By Michael Brendan Dougherty
Friday, March 05, 2021
There was a time — a time not long ago — when I thought
all the talk about cancel culture and the climate of opinion on a handful of
college campuses was something like a moral panic.
A moral panic is a form of social hysteria, and it
usually involves our concern for young people — often children. A great evil
threatens society, and a handful of moral entrepreneurs oppose themselves to
it, often becoming semi-celebrities of righteousness. Moral panics are usually
rooted in a real social anxiety but attached to a conspiracy theory or morbid
pessimism. The satanic day-care controversies of the 1980s were rooted in the
very real fear and guilt of mothers of young children who had entered the
workforce and hired these institutions to watch their children. But they
produced paranoid and fantastical beliefs of hidden dungeons underneath
preschools.
I thought cancel culture was a little like that — maybe
that it was two moral panics joined to each other. The students themselves,
encountering challenging or just different ideas for the first time, reacted as
if encountering a threat, and called upon the authorities in their schools to
solve it, the way that parents and other authority figures had tried to mediate
for them in childhood. The parents of our young “cancelers” experienced real
shame about their helicopter-style of overparenting and felt real fear that
their college-aged children were overindulged and underprepared for real life
by their colleges.
Well, it turned out that cancel culture and the woke
revolution attached to it is a real problem, and not just among celebrities and
journalists. It is deforming institutions, poisoning social interactions, and
leading to waves of self-censorship and commercial censorship.
The story in the New
York Times of a
hyper-privileged Smith student wielding patently false and self-serving
accusations of racial bias against the working-class people who work as
janitors and waitresses on campus is illustrative of the problem as normal
people would experience it. What it illustrates, more than anything, is the way
a class of elites has internalized a perception of omnipresent threat, such
that its members experience the commonest interactions as oppressive. And their
reaction tends to be the opposite of noblesse
oblige — they lash out at their own servants. This pattern of cultural and
moral formation is intensely destructive of social relations in a democracy
that requires privileged people to wield their power and influence mildly.

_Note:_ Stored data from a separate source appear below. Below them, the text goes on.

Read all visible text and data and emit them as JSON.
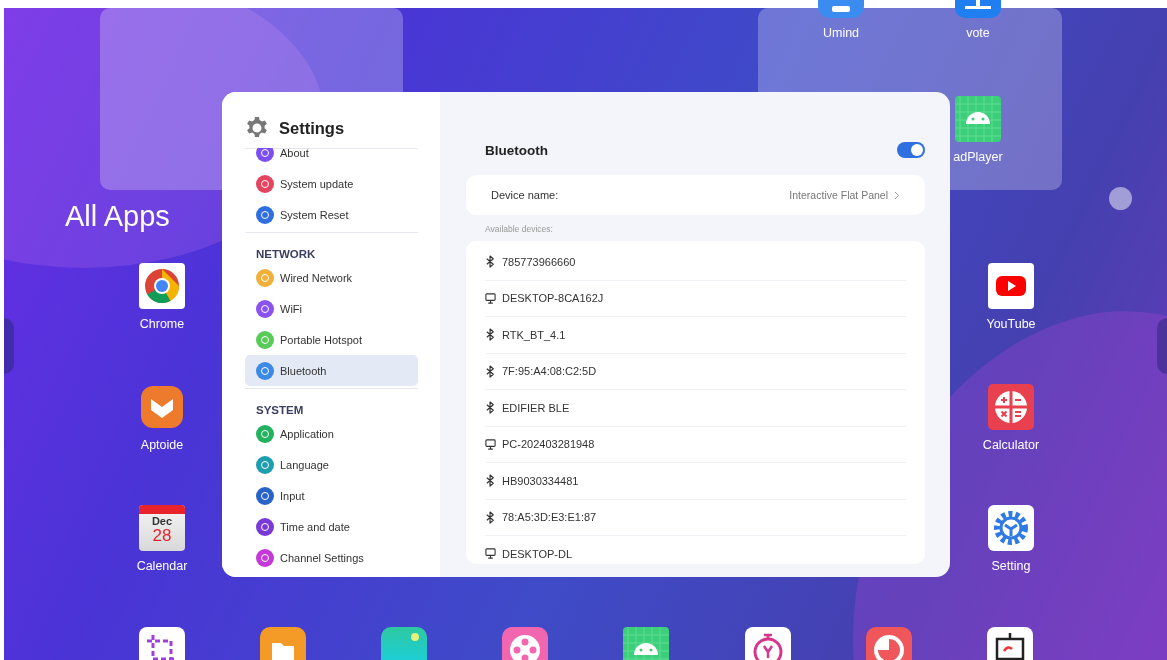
{
  "desktop": {
    "heading": "All Apps",
    "folder_apps": [
      {
        "label": "Umind",
        "kind": "umind"
      },
      {
        "label": "vote",
        "kind": "vote"
      },
      {
        "label": "adPlayer",
        "kind": "android"
      }
    ],
    "apps": [
      {
        "label": "Chrome",
        "kind": "chrome"
      },
      {
        "label": "Aptoide",
        "kind": "aptoide"
      },
      {
        "label": "Calendar",
        "kind": "calendar",
        "month": "Dec",
        "day": "28"
      },
      {
        "label": "YouTube",
        "kind": "youtube"
      },
      {
        "label": "Calculator",
        "kind": "calculator"
      },
      {
        "label": "Setting",
        "kind": "setting"
      }
    ],
    "dock": [
      {
        "kind": "crop"
      },
      {
        "kind": "folder"
      },
      {
        "kind": "gallery"
      },
      {
        "kind": "reel"
      },
      {
        "kind": "android"
      },
      {
        "kind": "timer"
      },
      {
        "kind": "clock"
      },
      {
        "kind": "easel"
      }
    ]
  },
  "settings": {
    "title": "Settings",
    "groups": [
      {
        "items": [
          {
            "label": "About",
            "color": "#7b4ff0",
            "selected": false
          },
          {
            "label": "System update",
            "color": "#e5445f",
            "selected": false
          },
          {
            "label": "System Reset",
            "color": "#2f6fe0",
            "selected": false
          }
        ]
      },
      {
        "heading": "NETWORK",
        "items": [
          {
            "label": "Wired Network",
            "color": "#f0b03a",
            "selected": false
          },
          {
            "label": "WiFi",
            "color": "#8a52ee",
            "selected": false
          },
          {
            "label": "Portable Hotspot",
            "color": "#5acb58",
            "selected": false
          },
          {
            "label": "Bluetooth",
            "color": "#3c8ae6",
            "selected": true
          }
        ]
      },
      {
        "heading": "SYSTEM",
        "items": [
          {
            "label": "Application",
            "color": "#22b25e",
            "selected": false
          },
          {
            "label": "Language",
            "color": "#1f9eb0",
            "selected": false
          },
          {
            "label": "Input",
            "color": "#2a63c8",
            "selected": false
          },
          {
            "label": "Time and date",
            "color": "#7a3ad6",
            "selected": false
          },
          {
            "label": "Channel Settings",
            "color": "#c43ad6",
            "selected": false
          }
        ]
      }
    ]
  },
  "bluetooth": {
    "title": "Bluetooth",
    "on": true,
    "device_name_label": "Device name:",
    "device_name_value": "Interactive Flat Panel",
    "available_label": "Available devices:",
    "devices": [
      {
        "name": "785773966660",
        "kind": "bluetooth"
      },
      {
        "name": "DESKTOP-8CA162J",
        "kind": "computer"
      },
      {
        "name": "RTK_BT_4.1",
        "kind": "bluetooth"
      },
      {
        "name": "7F:95:A4:08:C2:5D",
        "kind": "bluetooth"
      },
      {
        "name": "EDIFIER BLE",
        "kind": "bluetooth"
      },
      {
        "name": "PC-202403281948",
        "kind": "computer"
      },
      {
        "name": "HB9030334481",
        "kind": "bluetooth"
      },
      {
        "name": "78:A5:3D:E3:E1:87",
        "kind": "bluetooth"
      },
      {
        "name": "DESKTOP-DL",
        "kind": "computer"
      }
    ]
  }
}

And that really is the question: one of moral formation.
It occurred to me while reading the
testimony of Donald McNeil Jr., the veteran New York Times journalist who was hung out to dry in public and
pressured to resign because he used the n-word among prep-school students — not
as a slur, but merely referring to the word itself.
McNeil’s account reveals a man who reveled somewhat in
being a grizzled veteran journalist, possessed of a certain professional
haughtiness. But one thing that struck me is that when the Times’ Corporate Communications department instructs him to issue
an apology ahead of an upcoming expose in the Daily Beast — an apology for an event that an internal
investigation had cleared him on — McNeil balks. He writes back
Please say nothing from me. I may
still be a stubborn Catholic school boy. I will take the beating, but if I
didn’t commit the sin, I won’t ask for forgiveness.
Right there is the difference. Whatever McNeil’s current
theological convictions, he had the moral formation of a Catholic school and
sacramental preparation. This would have encouraged him at sensitive ages and
times in his life to seriously think about the distinctions between sins of
omission and sins of commission, between white lies and perjury, between venial
and mortal sins, and the relationship between knowledge, intention, and guilt.
If he practiced confession, he likely would have received further reminders
that certain thoughts and actions over which we might feel guilty are not, in
fact, sins at all. That is, it would have given him a sophisticated and supple
understanding of duty and conscience, as well as the personal and social need
for mercy. All this solid moral and philosophical formation will tend to
survive even the erosion or evolution of personal faith.
A communications department has a very different
understanding of these matters, informed by the practice of public relations,
which has a dim and ungenerous view of human nature and social relations — and
tends to view statements of guilt or remorse as political tools meant to shape
outcomes rather than as true or false statements about a living soul in
relationship to God and the world.
How many young reporters and students from elite schools
lack the kind of highly intentional moral formation McNeil had? Many of these
products fall into the “nones” and lack the kind of Sunday-school or
catechetical formation their parents had. That formation stiffened McNeil’s
spine in the face of a smear campaign and made him anxious to avoid telling any
further lies in the process.
I suspect few of them have had it. Their moral philosophy has been informed almost entirely by media controversies in which apologies are nothing more than a social lubricant — and assumed to be insincere. The formation of these media-relations fiascos tends to scar and scab over the conscience, to treat it as an irrelevance or, at best, a private problem to be overcome. It leaves them with guilt and no process of expiation. It makes them into manipulators, and urges them to be easily manipulated themselves. We’re in trouble.